I consider current privacy laws to be atavistic reactions against this inevitability, and I think they are doomed ultimately to failure. They hinder what must happen, which is the rapid (preferably immediate) review of historical data to in/validate any statement. Self-absolution can be dangerous, because it allows us to indefinitely postpone confronting a potentially harmful habit. What we have now is a boon to liars and charlatans. Consider a better alternative. Once you voluntarily release something from the confines of your own thoughts, then it ceases to be private or privileged. It now belongs to all of humanity because it is in the minds/memories of other people, which you are forbidden from controlling. And they can access your observable behavior (speech, writing, interactions), already fully indexed and footnoted with objective evidence for either the corroboration or the dispute of your perspective. "Documented anarchy", as some have written. There are no secret discussions or activities, if the audience is larger than your own internal thoughts.
Any lie would be quickly revealed. I think that the right to be forgotten (even to delete regretted Tweets) is dangerously close to legalized gaslighting, erasing external evidence to prevent the confirmation of someone else's memory of history that you want to avoid. Self-forgiveness can be necessary for growth too, but it should be part of our history rather than a forbidden topic.
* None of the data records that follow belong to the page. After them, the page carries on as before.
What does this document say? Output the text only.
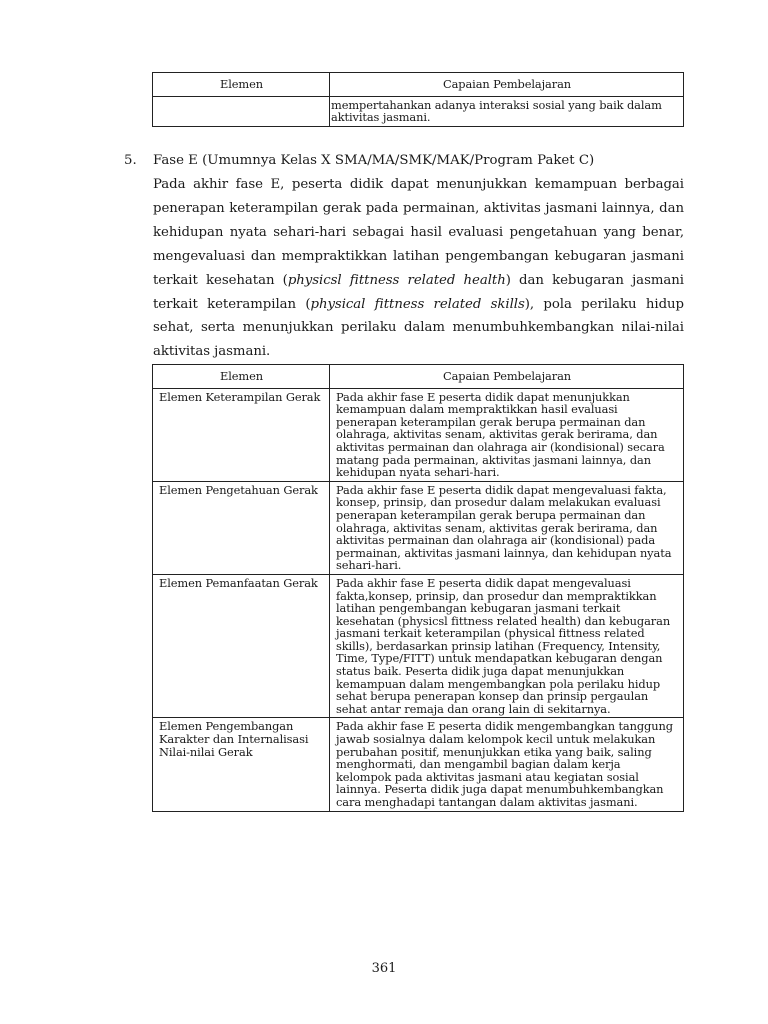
Elemen	Capaian Pembelajaran
	mempertahankan adanya interaksi sosial yang baik dalam aktivitas jasmani.
5. Fase E (Umumnya Kelas X SMA/MA/SMK/MAK/Program Paket C)
Pada akhir fase E, peserta didik dapat menunjukkan kemampuan berbagai penerapan keterampilan gerak pada permainan, aktivitas jasmani lainnya, dan kehidupan nyata sehari-hari sebagai hasil evaluasi pengetahuan yang benar, mengevaluasi dan mempraktikkan latihan pengembangan kebugaran jasmani terkait kesehatan (physicsl fittness related health) dan kebugaran jasmani terkait keterampilan (physical fittness related skills), pola perilaku hidup sehat, serta menunjukkan perilaku dalam menumbuhkembangkan nilai-nilai aktivitas jasmani.
Elemen	Capaian Pembelajaran
Elemen Keterampilan Gerak	Pada akhir fase E peserta didik dapat menunjukkan kemampuan dalam mempraktikkan hasil evaluasi penerapan keterampilan gerak berupa permainan dan olahraga, aktivitas senam, aktivitas gerak berirama, dan aktivitas permainan dan olahraga air (kondisional) secara matang pada permainan, aktivitas jasmani lainnya, dan kehidupan nyata sehari-hari.
Elemen Pengetahuan Gerak	Pada akhir fase E peserta didik dapat mengevaluasi fakta, konsep, prinsip, dan prosedur dalam melakukan evaluasi penerapan keterampilan gerak berupa permainan dan olahraga, aktivitas senam, aktivitas gerak berirama, dan aktivitas permainan dan olahraga air (kondisional) pada permainan, aktivitas jasmani lainnya, dan kehidupan nyata sehari-hari.
Elemen Pemanfaatan Gerak	Pada akhir fase E peserta didik dapat mengevaluasi fakta,konsep, prinsip, dan prosedur dan mempraktikkan latihan pengembangan kebugaran jasmani terkait kesehatan (physicsl fittness related health) dan kebugaran jasmani terkait keterampilan (physical fittness related skills), berdasarkan prinsip latihan (Frequency, Intensity, Time, Type/FITT) untuk mendapatkan kebugaran dengan status baik. Peserta didik juga dapat menunjukkan kemampuan dalam mengembangkan pola perilaku hidup sehat berupa penerapan konsep dan prinsip pergaulan sehat antar remaja dan orang lain di sekitarnya.
Elemen Pengembangan Karakter dan Internalisasi Nilai-nilai Gerak	Pada akhir fase E peserta didik mengembangkan tanggung jawab sosialnya dalam kelompok kecil untuk melakukan perubahan positif, menunjukkan etika yang baik, saling menghormati, dan mengambil bagian dalam kerja kelompok pada aktivitas jasmani atau kegiatan sosial lainnya. Peserta didik juga dapat menumbuhkembangkan cara menghadapi tantangan dalam aktivitas jasmani.
361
The only fair future gives us the right to access corporate and government memory too, their memos and video recordings and meeting notes where they discuss how to use our personal data. "Souveillance", as some have written. The unethical situation we have today is the asymmetric exercise of power to review. They have it; we don't.
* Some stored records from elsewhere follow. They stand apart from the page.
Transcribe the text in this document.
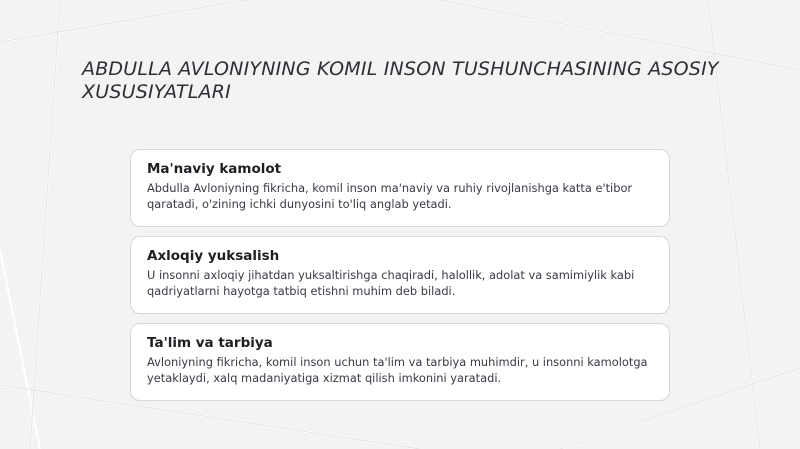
ABDULLA AVLONIYNING KOMIL INSON TUSHUNCHASINING ASOSIY XUSUSIYATLARI
Ma'naviy kamolot
Abdulla Avloniyning fikricha, komil inson ma'naviy va ruhiy rivojlanishga katta e'tibor qaratadi, o'zining ichki dunyosini to'liq anglab yetadi.
Axloqiy yuksalish
U insonni axloqiy jihatdan yuksaltirishga chaqiradi, halollik, adolat va samimiylik kabi qadriyatlarni hayotga tatbiq etishni muhim deb biladi.
Ta'lim va tarbiya
Avloniyning fikricha, komil inson uchun ta'lim va tarbiya muhimdir, u insonni kamolotga yetaklaydi, xalq madaniyatiga xizmat qilish imkonini yaratadi.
Could you know every other person's complete history (dna, childhood, schooling, psych evaluations, sex history, job history), just with the asking, yet restrain your curiosity for the sake of equilibrium? Could you wisely and constructively use your freedom to ignore? That future is beginning to materialize now. How will you/we adapt to the knowledge of... well, everything? What "filters" do you employ for your own benefit? For instance, Dreamwidth includes "Age Restriction", but are there others that you would find useful? Is there a social protocol for brutal honesty?